Calissons D’Aix from Payard Cookies by Francois Payard.
Calissons d’Aix are diamond-shaped orange-flavored almond cookies with a royal icing crust that provides a crispy textural counterpoint to the soft filling. They are unusual in that they require no baking. Traditionally the dough is spread on a type of rice paper, but the right type is hard to obtain, and I have found that this slightly simplified version is just as delicious. Likewise, although candied melon is often found in the classic version, it’s not an ingredient easily accessible in America, so I’ve made these without. Spreading the dough on the back of a baking sheet will make it easier to roll and cut and will guide you to shape it into a rectangle. Rather than focusing on shaping a perfect rectangle, however, focus on getting the dough to an even thickness of 1/4 inch. You might not end up with perfect diamonds for each calisson, but you can always keep any flawed ones as baker’s treats.
Makes about 50 calissons
- 1/2 cup plus 2 teaspoons (160 grams) apricot jam
- 4 2/3 cups (400 grams) sliced almonds
- 2 cups (200 grams) granulated sugar
- 3/4 cup (100 grams) chopped candied orange peel (recipe below)
- 1/2 cup plus 1/3 cup (100 grams) confectioners’ sugar
- 1 large egg white
Make the dough: Line an inverted 13-by18-inch baking sheet with parchment or waxed paper.
In a small saucepan over medium heat, warm the jam until it is hot.
In a food processor, grind together the almonds and granulated sugar until the mixture is smooth. Add the jam and candied orange peel and process until smooth again. Depending on the size and power of your food processor, you might need to divide all the ingredients in half and process them in two increments, since the dough is very thick and can be hard to process.

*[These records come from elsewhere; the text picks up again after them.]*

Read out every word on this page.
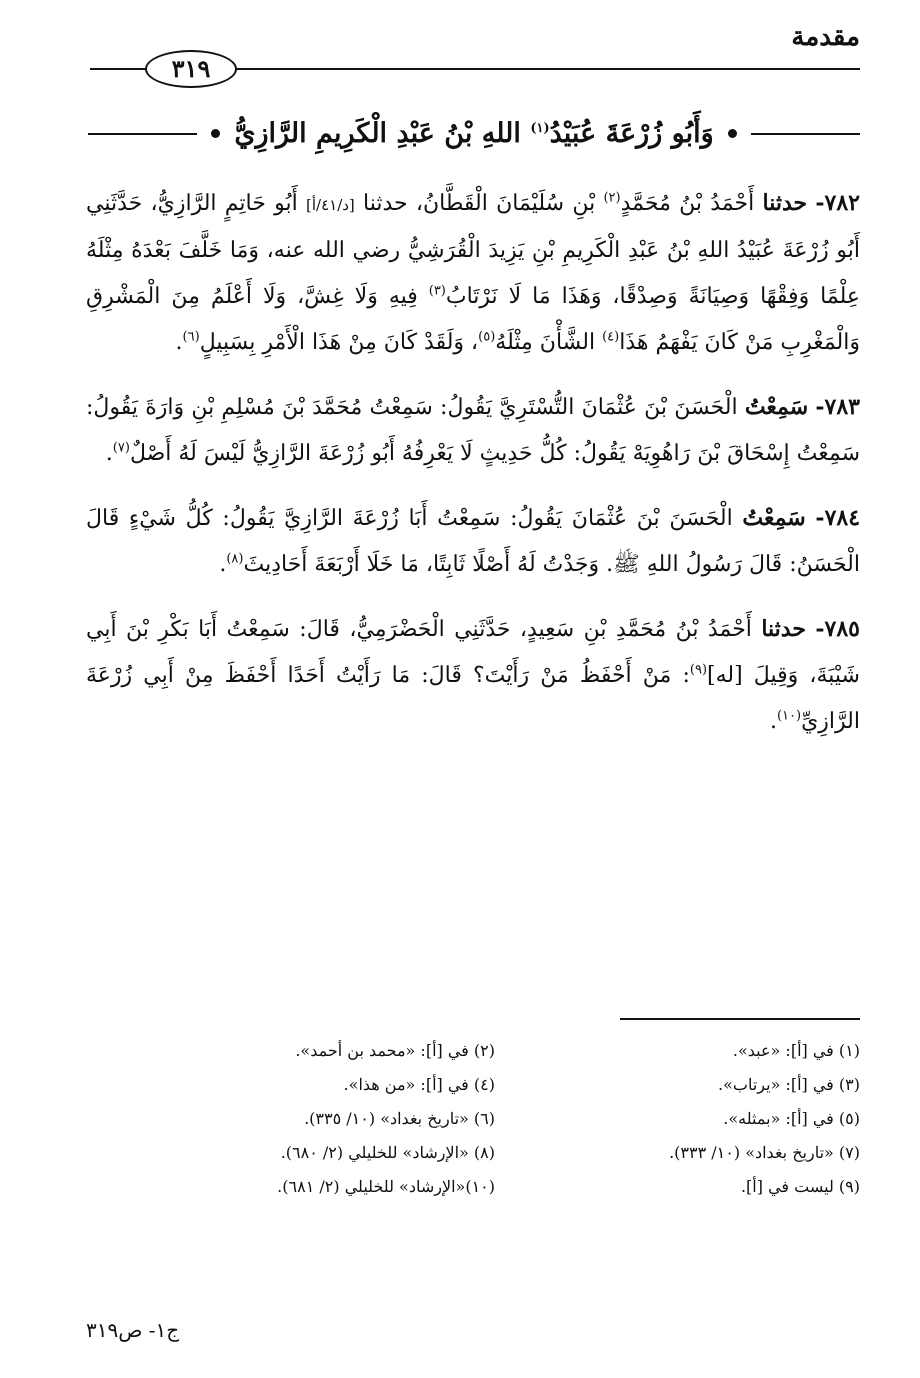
مقدمة
٣١٩
وَأَبُو زُرْعَةَ عُبَيْدُ$^{(١)}$ اللهِ بْنُ عَبْدِ الْكَرِيمِ الرَّازِيُّ

٧٨٢- حدثنا أَحْمَدُ بْنُ مُحَمَّدٍ$^{(٢)}$ بْنِ سُلَيْمَانَ الْقَطَّانُ، حدثنا [د/٤١/أ] أَبُو حَاتِمٍ الرَّازِيُّ، حَدَّثَنِي أَبُو زُرْعَةَ عُبَيْدُ اللهِ بْنُ عَبْدِ الْكَرِيمِ بْنِ يَزِيدَ الْقُرَشِيُّ رضي الله عنه، وَمَا خَلَّفَ بَعْدَهُ مِثْلَهُ عِلْمًا وَفِقْهًا وَصِيَانَةً وَصِدْقًا، وَهَذَا مَا لَا نَرْتَابُ$^{(٣)}$ فِيهِ وَلَا غِشَّ، وَلَا أَعْلَمُ مِنَ الْمَشْرِقِ وَالْمَغْرِبِ مَنْ كَانَ يَفْهَمُ هَذَا$^{(٤)}$ الشَّأْنَ مِثْلَهُ$^{(٥)}$، وَلَقَدْ كَانَ مِنْ هَذَا الْأَمْرِ بِسَبِيلٍ$^{(٦)}$.

٧٨٣- سَمِعْتُ الْحَسَنَ بْنَ عُثْمَانَ التُّسْتَرِيَّ يَقُولُ: سَمِعْتُ مُحَمَّدَ بْنَ مُسْلِمِ بْنِ وَارَةَ يَقُولُ: سَمِعْتُ إِسْحَاقَ بْنَ رَاهُوِيَهْ يَقُولُ: كُلُّ حَدِيثٍ لَا يَعْرِفُهُ أَبُو زُرْعَةَ الرَّازِيُّ لَيْسَ لَهُ أَصْلٌ$^{(٧)}$.

٧٨٤- سَمِعْتُ الْحَسَنَ بْنَ عُثْمَانَ يَقُولُ: سَمِعْتُ أَبَا زُرْعَةَ الرَّازِيَّ يَقُولُ: كُلُّ شَيْءٍ قَالَ الْحَسَنُ: قَالَ رَسُولُ اللهِ ﷺ. وَجَدْتُ لَهُ أَصْلًا ثَابِتًا، مَا خَلَا أَرْبَعَةَ أَحَادِيثَ$^{(٨)}$.

٧٨٥- حدثنا أَحْمَدُ بْنُ مُحَمَّدِ بْنِ سَعِيدٍ، حَدَّثَنِي الْحَضْرَمِيُّ، قَالَ: سَمِعْتُ أَبَا بَكْرِ بْنَ أَبِي شَيْبَةَ، وَقِيلَ [له]$^{(٩)}$: مَنْ أَحْفَظُ مَنْ رَأَيْتَ؟ قَالَ: مَا رَأَيْتُ أَحَدًا أَحْفَظَ مِنْ أَبِي زُرْعَةَ الرَّازِيِّ$^{(١٠)}$.

(١) في [أ]: «عبد».
(٢) في [أ]: «محمد بن أحمد».
(٣) في [أ]: «يرتاب».
(٤) في [أ]: «من هذا».
(٥) في [أ]: «بمثله».
(٦) «تاريخ بغداد» (١٠/ ٣٣٥).
(٧) «تاريخ بغداد» (١٠/ ٣٣٣).
(٨) «الإرشاد» للخليلي (٢/ ٦٨٠).
(٩) ليست في [أ].
(١٠)«الإرشاد» للخليلي (٢/ ٦٨١).
ج١- ص٣١٩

Spread the dough 1/4 inch thick on the lined inverted baking sheet. If you need to, place a second piece of parchment or waxed paper on top and roll it out with a rolling pin, since the dough is thick and sticky. Let the dough cool completely.
Make the royal icing: In the bowl of a stand mixer fitted with the paddle attachment, beat the confectioners’ sugar and egg white together on high speed until the mixture becomes thick and fluffy, about 5 minutes.
Assemble the calissons: Spread a thin layer of royal icing over the top of the whole cookie. With a sharp knife, cut it into diamonds that are about 1 1/2 inches long. In between cuts, dip the knife into hot water and wipe off the excess water with a towel, to ensure that you get a clean cut. Let the icing set up fully, then use a small metal spatula to remove each diamond from the parchment or waxed paper. Store in an airtight container in a cool, dry place for up to 1 week, placing waxed paper between each layer to keep the calissons from sticking.
Candied Orange, Lemon, or Grapefruit Peel
- 1 orange, lemon, or grapefruit, scrubbed thoroughly
- 1 ¼ cups (250 grams) granulated sugar
- 1 tablespoon (17 grams) light corn syrup
- ½ cup (120 grams) water
Cut the orange, lemon, or grapefruit into quarters. Remove the pulp and as much of the white pitch as possible. Place the peels in a medium saucepan, fill it with water, and bring to a boil. Drain the water, then fill the pot with fresh water and bring to a boil again. Drain and repeat this process a third time. Drain the water completely.
Combine the peels, sugar and corn syrup with the ½ cup (120 grams) water in the saucepan, and place over low heat. Simmer for about 1 hour, or until the peels become slightly translucent. Remove from the heat, and let the peels cool in the syrup. You can store the peels in the syrup, covered and refrigerated, for up to 2 weeks.